According to EIA data analyzed by the Renewable Fuels Association for the week ending December 9, ethanol production eased 1.5% to 1.061 million b/d, equivalent to 44.56 million gallons daily. Production was 2.4% lower than the same week last year yet 1.4% above the five-year average for the week. The four-week average ethanol production increased 1.2% to a 23-week high of 1.049 million b/d, equivalent to an annualized rate of 16.08 billion gallons (bg).

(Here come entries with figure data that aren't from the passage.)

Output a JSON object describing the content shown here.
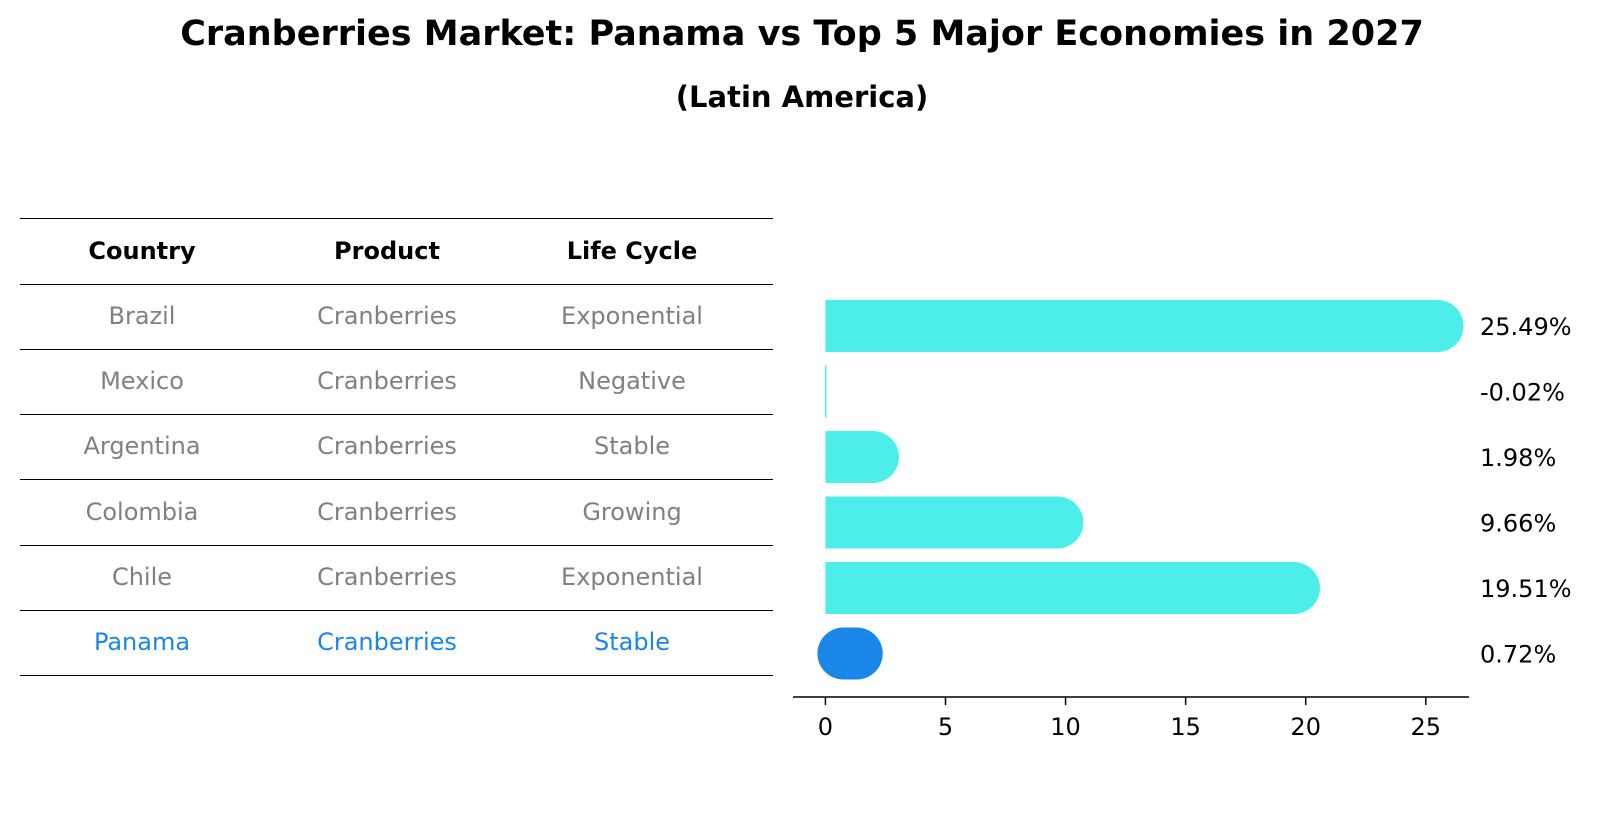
{
  "title": "Cranberries Market: Panama vs Top 5 Major Economies in 2027",
  "subtitle": "(Latin America)",
  "table": {
    "headers": [
      "Country",
      "Product",
      "Life Cycle"
    ],
    "rows": [
      {
        "country": "Brazil",
        "product": "Cranberries",
        "life_cycle": "Exponential"
      },
      {
        "country": "Mexico",
        "product": "Cranberries",
        "life_cycle": "Negative"
      },
      {
        "country": "Argentina",
        "product": "Cranberries",
        "life_cycle": "Stable"
      },
      {
        "country": "Colombia",
        "product": "Cranberries",
        "life_cycle": "Growing"
      },
      {
        "country": "Chile",
        "product": "Cranberries",
        "life_cycle": "Exponential"
      },
      {
        "country": "Panama",
        "product": "Cranberries",
        "life_cycle": "Stable"
      }
    ]
  },
  "colors": {
    "bar": "#4deeea",
    "highlight": "#1a86e8",
    "row_text": "#808080"
  },
  "chart_data": {
    "type": "bar",
    "orientation": "horizontal",
    "categories": [
      "Brazil",
      "Mexico",
      "Argentina",
      "Colombia",
      "Chile",
      "Panama"
    ],
    "values": [
      25.49,
      -0.02,
      1.98,
      9.66,
      19.51,
      0.72
    ],
    "value_labels": [
      "25.49%",
      "-0.02%",
      "1.98%",
      "9.66%",
      "19.51%",
      "0.72%"
    ],
    "highlight": "Panama",
    "xlim": [
      -1.35,
      26.8
    ],
    "xticks": [
      0,
      5,
      10,
      15,
      20,
      25
    ],
    "xlabel": "",
    "ylabel": "",
    "grid": false
  }
}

Ethanol stocks jumped 5.0% to 24.4 million barrels, the largest weekly volume recorded in 35 weeks. Stocks were 16.9% more than a year ago and 9.1% above the five-year average. Inventories built across all regions except the Rocky Mountains (PADD 4), which remained even with the prior week.
The volume of gasoline supplied to the U.S. market, a measure of implied demand, declined 1.2% to 8.26 million b/d (126.55 bg annualized). Demand was 12.8% less than a year ago and 9.3% below the five-year average.
Conversely, refiner/blender net inputs of ethanol improved by 3.7% to 879,000 b/d, equivalent to 13.48 bg annualized. Net inputs were even with a year ago but 0.8% below the five-year average.
There were zero imports of ethanol recorded after 10,000 b/d hit the books the prior week. (Weekly export data for ethanol is not reported simultaneously; the latest export data is as of October 2022.)